Méconnue ou mésestimée, la bataille de Javanjan est une victoire tactique impériale de premier ordre, en ce sens que la prise de la ville par les forces loyalistes privent les forces révolutionnaires d'un des principaux ports d'entrée sur le territoire, où transite notamment l'aide internationale. Un port d'importance dans le sud-est du pays dont la prise par le gouvernement serait aidante pour prendre possession de l'aide internationale, du narratif associé, voire la redistribuant avec préférence vers les régions nord pour astreindre les rebelles à gérer des crises alimentaires au sud de leurs positions. La prise de la ville est un succès tactique mais le retentissement perpétré autour de l'attaque d'une compagnie d'artillerie alguarena réinvestit l'Alguarena dans le conflit.

Intensification et internationalisation du conflit - fin 2004 à début 2005.

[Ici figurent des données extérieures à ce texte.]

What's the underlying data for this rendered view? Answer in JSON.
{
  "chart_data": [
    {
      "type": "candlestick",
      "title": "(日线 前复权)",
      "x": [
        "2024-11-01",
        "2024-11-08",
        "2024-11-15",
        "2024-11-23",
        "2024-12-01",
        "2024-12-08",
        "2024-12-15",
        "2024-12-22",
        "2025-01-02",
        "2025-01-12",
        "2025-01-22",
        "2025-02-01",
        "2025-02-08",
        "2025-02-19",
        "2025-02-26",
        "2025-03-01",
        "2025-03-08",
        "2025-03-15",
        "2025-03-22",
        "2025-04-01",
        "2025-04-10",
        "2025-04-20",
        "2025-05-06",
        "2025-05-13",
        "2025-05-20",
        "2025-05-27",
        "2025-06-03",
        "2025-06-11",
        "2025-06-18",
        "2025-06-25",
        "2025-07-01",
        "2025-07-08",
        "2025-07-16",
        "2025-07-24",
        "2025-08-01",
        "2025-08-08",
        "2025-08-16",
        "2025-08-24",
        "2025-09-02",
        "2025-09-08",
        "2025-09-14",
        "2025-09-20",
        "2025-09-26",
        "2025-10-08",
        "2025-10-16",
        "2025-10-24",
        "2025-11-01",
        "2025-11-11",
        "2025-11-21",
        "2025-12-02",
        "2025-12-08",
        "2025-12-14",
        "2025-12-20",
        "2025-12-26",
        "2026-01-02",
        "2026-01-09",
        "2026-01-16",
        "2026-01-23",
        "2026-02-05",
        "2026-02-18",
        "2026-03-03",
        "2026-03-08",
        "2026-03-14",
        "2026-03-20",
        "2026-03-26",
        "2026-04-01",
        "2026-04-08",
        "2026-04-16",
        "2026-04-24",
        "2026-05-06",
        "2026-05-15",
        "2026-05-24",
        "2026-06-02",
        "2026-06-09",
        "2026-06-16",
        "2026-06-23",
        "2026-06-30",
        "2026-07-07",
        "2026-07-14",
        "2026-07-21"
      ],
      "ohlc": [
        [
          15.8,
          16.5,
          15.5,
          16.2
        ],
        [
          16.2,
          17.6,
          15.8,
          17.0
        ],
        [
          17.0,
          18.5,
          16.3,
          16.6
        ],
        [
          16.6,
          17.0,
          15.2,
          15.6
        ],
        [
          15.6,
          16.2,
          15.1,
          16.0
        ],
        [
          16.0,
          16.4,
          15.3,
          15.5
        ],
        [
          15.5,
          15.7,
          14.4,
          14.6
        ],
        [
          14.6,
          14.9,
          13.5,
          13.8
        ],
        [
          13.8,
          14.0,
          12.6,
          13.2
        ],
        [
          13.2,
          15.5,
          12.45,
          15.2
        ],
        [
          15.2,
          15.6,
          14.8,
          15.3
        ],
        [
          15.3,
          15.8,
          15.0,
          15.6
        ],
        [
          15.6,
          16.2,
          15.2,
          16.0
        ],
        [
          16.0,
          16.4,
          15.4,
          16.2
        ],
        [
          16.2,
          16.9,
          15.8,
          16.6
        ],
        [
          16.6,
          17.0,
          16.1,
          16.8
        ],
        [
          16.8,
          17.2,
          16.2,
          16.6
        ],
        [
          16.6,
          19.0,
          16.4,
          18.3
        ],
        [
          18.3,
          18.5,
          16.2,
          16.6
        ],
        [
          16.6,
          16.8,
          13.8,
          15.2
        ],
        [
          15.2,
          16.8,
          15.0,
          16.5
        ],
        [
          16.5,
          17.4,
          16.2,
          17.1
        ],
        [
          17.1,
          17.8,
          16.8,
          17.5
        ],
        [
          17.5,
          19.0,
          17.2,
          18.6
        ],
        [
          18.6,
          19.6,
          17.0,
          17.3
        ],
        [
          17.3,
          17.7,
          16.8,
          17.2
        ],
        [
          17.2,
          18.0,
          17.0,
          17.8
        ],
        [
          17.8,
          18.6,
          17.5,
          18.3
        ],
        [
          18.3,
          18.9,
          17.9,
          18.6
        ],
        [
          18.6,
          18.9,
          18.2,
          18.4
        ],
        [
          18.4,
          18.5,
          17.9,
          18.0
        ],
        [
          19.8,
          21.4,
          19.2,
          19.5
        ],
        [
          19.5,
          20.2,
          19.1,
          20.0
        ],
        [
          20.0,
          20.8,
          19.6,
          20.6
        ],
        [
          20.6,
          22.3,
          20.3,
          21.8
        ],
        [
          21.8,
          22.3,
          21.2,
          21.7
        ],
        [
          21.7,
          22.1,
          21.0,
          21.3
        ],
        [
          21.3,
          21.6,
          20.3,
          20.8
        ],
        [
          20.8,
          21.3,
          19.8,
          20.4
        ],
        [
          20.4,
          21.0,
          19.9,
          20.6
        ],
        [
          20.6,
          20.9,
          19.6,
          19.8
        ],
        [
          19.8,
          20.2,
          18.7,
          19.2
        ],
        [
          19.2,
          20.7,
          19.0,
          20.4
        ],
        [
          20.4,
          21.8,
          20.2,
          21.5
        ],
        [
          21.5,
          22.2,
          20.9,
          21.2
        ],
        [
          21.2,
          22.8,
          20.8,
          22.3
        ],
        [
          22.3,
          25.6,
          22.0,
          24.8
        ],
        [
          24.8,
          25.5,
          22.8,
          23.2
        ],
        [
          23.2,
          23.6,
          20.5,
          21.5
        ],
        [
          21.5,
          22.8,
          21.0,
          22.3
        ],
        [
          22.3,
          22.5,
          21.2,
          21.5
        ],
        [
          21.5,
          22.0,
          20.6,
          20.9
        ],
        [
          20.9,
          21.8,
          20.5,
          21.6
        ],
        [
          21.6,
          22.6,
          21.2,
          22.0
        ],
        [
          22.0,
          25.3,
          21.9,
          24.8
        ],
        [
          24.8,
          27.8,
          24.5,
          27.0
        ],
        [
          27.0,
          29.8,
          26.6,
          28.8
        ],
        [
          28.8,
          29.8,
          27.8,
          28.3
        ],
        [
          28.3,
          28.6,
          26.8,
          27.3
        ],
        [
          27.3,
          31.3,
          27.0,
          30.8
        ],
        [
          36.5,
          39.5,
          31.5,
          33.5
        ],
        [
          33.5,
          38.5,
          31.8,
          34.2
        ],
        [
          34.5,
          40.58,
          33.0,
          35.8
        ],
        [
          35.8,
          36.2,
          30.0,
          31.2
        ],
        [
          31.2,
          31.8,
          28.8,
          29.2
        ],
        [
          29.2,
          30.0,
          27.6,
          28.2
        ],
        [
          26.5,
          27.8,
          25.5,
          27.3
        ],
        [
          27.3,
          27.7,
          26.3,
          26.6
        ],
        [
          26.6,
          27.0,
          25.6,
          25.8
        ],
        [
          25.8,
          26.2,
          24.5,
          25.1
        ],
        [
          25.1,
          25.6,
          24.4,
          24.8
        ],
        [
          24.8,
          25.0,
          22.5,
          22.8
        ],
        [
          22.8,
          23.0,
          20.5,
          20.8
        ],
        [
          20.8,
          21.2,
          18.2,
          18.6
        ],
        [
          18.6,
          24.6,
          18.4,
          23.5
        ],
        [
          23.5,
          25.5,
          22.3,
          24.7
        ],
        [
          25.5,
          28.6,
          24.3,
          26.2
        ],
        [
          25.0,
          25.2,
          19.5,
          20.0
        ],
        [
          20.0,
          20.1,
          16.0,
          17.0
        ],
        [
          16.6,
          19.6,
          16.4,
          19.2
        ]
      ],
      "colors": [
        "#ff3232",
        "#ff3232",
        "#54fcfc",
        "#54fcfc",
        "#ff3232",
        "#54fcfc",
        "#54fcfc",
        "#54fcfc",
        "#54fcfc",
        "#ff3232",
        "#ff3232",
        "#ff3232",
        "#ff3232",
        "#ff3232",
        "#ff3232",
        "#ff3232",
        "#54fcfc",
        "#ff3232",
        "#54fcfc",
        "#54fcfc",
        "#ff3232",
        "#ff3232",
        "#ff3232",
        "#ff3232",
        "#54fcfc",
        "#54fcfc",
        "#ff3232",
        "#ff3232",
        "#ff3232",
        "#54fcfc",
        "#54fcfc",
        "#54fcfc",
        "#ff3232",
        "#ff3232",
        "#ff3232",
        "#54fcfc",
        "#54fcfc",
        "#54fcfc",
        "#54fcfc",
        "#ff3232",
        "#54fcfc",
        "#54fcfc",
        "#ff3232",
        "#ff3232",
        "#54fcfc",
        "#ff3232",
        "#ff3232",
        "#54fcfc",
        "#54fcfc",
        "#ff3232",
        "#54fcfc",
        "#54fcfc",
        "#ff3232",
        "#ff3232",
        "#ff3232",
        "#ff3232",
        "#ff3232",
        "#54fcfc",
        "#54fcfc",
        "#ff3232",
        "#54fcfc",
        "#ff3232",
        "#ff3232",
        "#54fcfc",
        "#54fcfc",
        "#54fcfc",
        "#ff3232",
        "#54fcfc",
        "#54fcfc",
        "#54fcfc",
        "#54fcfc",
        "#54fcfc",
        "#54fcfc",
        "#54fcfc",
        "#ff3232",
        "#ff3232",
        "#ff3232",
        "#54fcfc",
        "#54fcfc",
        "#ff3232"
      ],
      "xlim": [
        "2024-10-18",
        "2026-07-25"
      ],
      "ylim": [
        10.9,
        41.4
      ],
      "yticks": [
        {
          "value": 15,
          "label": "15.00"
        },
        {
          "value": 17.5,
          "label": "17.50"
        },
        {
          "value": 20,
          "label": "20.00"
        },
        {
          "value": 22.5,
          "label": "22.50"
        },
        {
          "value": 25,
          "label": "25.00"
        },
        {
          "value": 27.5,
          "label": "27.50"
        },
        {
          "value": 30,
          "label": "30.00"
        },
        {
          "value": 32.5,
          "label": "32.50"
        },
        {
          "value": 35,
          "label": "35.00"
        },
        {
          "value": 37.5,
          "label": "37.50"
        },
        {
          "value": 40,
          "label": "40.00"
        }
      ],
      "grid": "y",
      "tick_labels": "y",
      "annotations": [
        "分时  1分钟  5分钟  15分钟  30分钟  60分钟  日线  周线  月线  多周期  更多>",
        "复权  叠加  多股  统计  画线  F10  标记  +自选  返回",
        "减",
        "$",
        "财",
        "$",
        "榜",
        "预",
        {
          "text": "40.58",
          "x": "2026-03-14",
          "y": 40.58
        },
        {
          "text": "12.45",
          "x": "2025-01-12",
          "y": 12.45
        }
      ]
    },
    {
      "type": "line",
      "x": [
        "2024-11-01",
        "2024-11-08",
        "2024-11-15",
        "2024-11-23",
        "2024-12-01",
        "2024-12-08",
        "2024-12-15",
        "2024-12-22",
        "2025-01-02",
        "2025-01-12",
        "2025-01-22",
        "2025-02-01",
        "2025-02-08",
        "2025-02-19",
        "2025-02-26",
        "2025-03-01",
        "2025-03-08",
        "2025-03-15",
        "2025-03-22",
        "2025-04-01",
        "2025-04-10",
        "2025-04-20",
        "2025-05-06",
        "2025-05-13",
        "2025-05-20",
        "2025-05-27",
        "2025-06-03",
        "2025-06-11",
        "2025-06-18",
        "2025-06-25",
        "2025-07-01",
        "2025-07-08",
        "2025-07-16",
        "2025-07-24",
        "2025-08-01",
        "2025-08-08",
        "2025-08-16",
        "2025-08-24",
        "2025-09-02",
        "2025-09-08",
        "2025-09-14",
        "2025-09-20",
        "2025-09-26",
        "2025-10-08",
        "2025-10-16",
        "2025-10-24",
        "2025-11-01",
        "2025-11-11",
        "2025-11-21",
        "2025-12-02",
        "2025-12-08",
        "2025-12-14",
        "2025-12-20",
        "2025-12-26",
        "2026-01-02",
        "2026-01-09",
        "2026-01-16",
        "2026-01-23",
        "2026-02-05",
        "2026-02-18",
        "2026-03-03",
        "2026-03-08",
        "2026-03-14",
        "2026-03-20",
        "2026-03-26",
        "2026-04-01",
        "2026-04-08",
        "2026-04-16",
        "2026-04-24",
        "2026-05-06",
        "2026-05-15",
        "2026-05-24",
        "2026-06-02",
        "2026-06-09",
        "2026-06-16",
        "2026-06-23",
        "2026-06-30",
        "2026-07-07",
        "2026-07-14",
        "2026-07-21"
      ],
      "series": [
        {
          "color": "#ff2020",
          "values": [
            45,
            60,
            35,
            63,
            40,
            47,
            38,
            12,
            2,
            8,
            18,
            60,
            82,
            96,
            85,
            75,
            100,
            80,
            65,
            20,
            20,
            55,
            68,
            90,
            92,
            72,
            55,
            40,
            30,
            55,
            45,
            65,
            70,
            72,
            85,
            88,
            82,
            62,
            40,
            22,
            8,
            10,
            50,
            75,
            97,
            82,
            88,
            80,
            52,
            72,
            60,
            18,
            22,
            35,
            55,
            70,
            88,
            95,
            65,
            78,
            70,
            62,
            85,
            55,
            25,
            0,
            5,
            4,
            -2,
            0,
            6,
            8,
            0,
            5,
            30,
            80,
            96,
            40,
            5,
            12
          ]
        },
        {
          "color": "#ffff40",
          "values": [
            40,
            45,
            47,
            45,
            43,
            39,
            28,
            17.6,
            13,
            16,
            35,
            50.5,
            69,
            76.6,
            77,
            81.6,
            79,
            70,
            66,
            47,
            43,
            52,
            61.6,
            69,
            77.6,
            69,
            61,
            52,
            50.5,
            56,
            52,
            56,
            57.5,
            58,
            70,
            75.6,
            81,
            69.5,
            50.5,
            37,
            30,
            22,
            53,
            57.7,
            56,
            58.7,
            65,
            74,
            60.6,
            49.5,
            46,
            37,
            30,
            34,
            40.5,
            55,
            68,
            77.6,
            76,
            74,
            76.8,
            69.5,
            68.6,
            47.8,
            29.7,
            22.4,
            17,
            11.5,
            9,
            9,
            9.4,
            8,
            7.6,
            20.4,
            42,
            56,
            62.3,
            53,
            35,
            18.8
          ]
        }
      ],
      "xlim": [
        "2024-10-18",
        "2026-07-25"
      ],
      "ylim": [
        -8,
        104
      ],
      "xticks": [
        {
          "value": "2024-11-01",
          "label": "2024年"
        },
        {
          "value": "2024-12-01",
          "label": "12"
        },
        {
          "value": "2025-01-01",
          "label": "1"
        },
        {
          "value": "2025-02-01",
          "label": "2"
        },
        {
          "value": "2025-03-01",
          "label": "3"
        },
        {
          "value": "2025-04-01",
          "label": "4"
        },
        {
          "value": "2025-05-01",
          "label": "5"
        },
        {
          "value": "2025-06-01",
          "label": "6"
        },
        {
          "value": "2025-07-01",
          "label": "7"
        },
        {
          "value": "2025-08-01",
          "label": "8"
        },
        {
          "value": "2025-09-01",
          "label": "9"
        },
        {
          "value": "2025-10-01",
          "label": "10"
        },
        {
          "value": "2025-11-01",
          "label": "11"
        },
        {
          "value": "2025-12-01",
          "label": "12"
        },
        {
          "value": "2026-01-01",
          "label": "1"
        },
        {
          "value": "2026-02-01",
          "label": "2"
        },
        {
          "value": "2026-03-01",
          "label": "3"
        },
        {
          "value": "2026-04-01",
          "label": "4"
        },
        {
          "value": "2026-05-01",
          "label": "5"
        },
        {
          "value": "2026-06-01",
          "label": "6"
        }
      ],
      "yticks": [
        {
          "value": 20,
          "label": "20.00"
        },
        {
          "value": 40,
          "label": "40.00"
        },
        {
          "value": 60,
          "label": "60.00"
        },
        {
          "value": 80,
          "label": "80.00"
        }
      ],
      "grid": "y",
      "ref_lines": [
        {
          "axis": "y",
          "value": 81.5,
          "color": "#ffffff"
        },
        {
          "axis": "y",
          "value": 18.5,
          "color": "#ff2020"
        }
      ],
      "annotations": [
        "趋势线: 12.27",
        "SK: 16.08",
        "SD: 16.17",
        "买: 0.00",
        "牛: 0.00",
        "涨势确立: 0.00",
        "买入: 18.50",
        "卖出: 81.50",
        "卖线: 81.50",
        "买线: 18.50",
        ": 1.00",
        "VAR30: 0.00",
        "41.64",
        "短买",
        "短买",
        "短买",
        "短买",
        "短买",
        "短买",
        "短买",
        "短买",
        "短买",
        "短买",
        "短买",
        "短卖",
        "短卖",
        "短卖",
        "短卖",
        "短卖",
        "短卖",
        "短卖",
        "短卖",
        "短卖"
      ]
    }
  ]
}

La reddition d'une compagnie de cent vingt soldats alguarenos autour de Javanjan fait l'effet d'une bombe. L'évènement aurait pu être désastreux pour l'état-major et la gouvernance alguarenas, pour autant le narratif autour de la perte de Javanjan est réécrit, traitant d'une prise de contrôle des convois humaines par les forces impériales et alliées. Au désespoir de ces pertes succède alors l'urgence d'une réponse ferme et décisive de la part des autorités fédérales. Pour stopper l'avancée des forces mécanisées impériales qui descendent maintenant sur Meyahan, les forces révolutionnaires, des forces mercenaires sont dépêchées par l'Alguarena, des mercenaires du militaris en provenance de Fortuna et dont la issiménation dans l'agglomération offre les fruits escomptés d'un tel investissement. La force mécanisée impériale est stoppée au prix d'un lourd tribut, mais qui donne maintenant aux forces révolutionnaires toute latitude pour se concentrer sur la prise d'Ahvadeh. Et si avant Ahvadeh, la victoire décisive des révolutionnaires et de leurs alliés alguarenos était à Meyahan? Seuls historiens et tacticiens trouveront le fin mot à cette interrogation. Meyahan a été une ville clé du sud du territoire, dont la libération par les forces révolutionnaires permet un rattrapage de la ligne de front à même de soutenir le siège d'Ahvadeh, privant de manoeuvre les forces impériales qui voudraient dégager les positions de siège autour de la ville.

Un axe logistique peut s'installer entre la côte Est et Ahvaeh parl 'intermédiaire de Meyahan et Javanjan, ce qui alimente très vite le front par la présence d'unités militaires alguarenas que les forces révolutionnaires découvrent sur le tas lorsqu'elles ne sont pas directement opérées par des forces alguarenas. Les affrontements entre forces alguarenas et étrangères alliées au Shah deviennent plus fréquents, l'internationalisation et l'intensification du conflit prennent alors tout leur sens.